The voice artistry of Gru, played by Steve Carell is imposing despite a compelling Russian accent, which at times can be a little confusing not only to the children in the audience. The physical movements of Gru, the way he emphasises his words with his hands and expresses surprise on his face is familiar to that of Carell’s character Andy Stitzer in The 40 Year Old Virgin, making his humour recognised by those who admire him. From the start the audience are acquainted with Gru’s inappropriate behaviour, as he lovingly blows up a balloon in the shape of a dog for an upset boy, and proceeds to burst it with a pin. Who would expect any less? After all, Gru has got some catching up to do to number one super villain Vector, geeky and intelligent, voiced by How I Met Your Mother’s Jason Segel. To do this Gru intends to steal the moon; a “one up” on Vector’s monstrous but successful act of taking one of the Egyptian pyramids, by adopting and using three very delightful girls, Margo (Miranda Cosgrove), Edith (Dana Gaier) and Agnes (Elsie Fisher).

This is no protagonist versus antagonist narrative, this is evil versus annoying. The character of Vector may have equipped more weaponry than Gru, but his smugness and unpredictable excitement is like that of a child, which is probably why the children found him so entertaining. His status compared to Gru is expressed through the interior of his house, his modernised pad has a shark swimming under the lounge floor and he has a button for just about everything. The film is vibrant, bursting with colour, and Gru’s house may be the dullest, most Gothic, in the neighbourhood regardless of his alligator sofa, but the three young girls bring life and emotion.  In one sentimental scene Gru’s family tree is shown to us, with the addition of some very imaginative drawings of the girls, diminishing those feelings of betrayal, misery and revenge that are every villain’s cup of tea. Nevertheless, Despicable Me is not all smiley faces and rainbows, as the audience watch Gru visit what appears to be a normal bank and in fact uses eye recognition technology to enter the Bank of Evil (formerly Lehman Brothers).

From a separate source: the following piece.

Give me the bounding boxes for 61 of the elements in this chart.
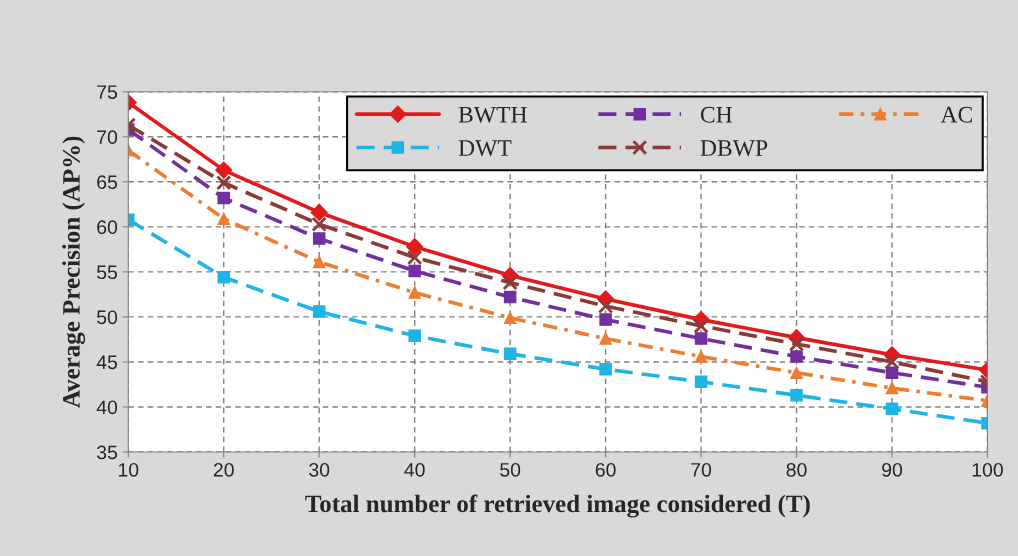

This reference highlights that there is adult humour, also emphasised by Gru’s witty one liners and his small yellow minions, who also become part of the girls’ lives, such as joining in with a tea party and a sequence during the end credits as they test the boundaries of 3D cinema. Dr Nefario (Russell Brand), who doesn’t hold the sophistication and slickness of Q from the James Bond films, but has elderly enthusiasm that warms your hearts, and Gru’s mother (Julie Andrews) who takes on an ignorant approach when it comes to Gru’s work, both add moral strength to the plot. The tense relationship between mother and son is shown in a number of flashbacks, as a little long nosed Gru tells his mother he “wants to be the first person to walk on the moon”.

On the other hand, the relationship between Gru and his girls’ progresses as they visit a fun fair together. Agnes’ performance is not the only thing that stands out here – the 3D experience is definitely worth crediting. The sequence where they ride on one of the rollercoasters was spectacular, and felt as though the audience should have been on a simulator alongside it, however this is only one of the memorable scenes in 3D, and I can’t help but feel we have been spoilt by Pixar and DreamWork’s animation as of late. Elsie Fisher really stands out as adorable Agnes in this scene; Fisher has had a lack of experience in the film industry, but she characterises Agnes as adventurous and loveable, a personality trait that is often admired in young children. Singing herself to sleep about unicorns, asking for “bedtime kisses” and stories, and her joy when Gru wins her a unicorn toy, exclaiming “It’s so fluffy!” are three fantastic examples of her heart-warming ability to capture the audience’s affection.  It is obvious as soon as the girls enter Gru’s life that they are melting his cold heart, and it won’t be long before they melt yours too in this family comedy.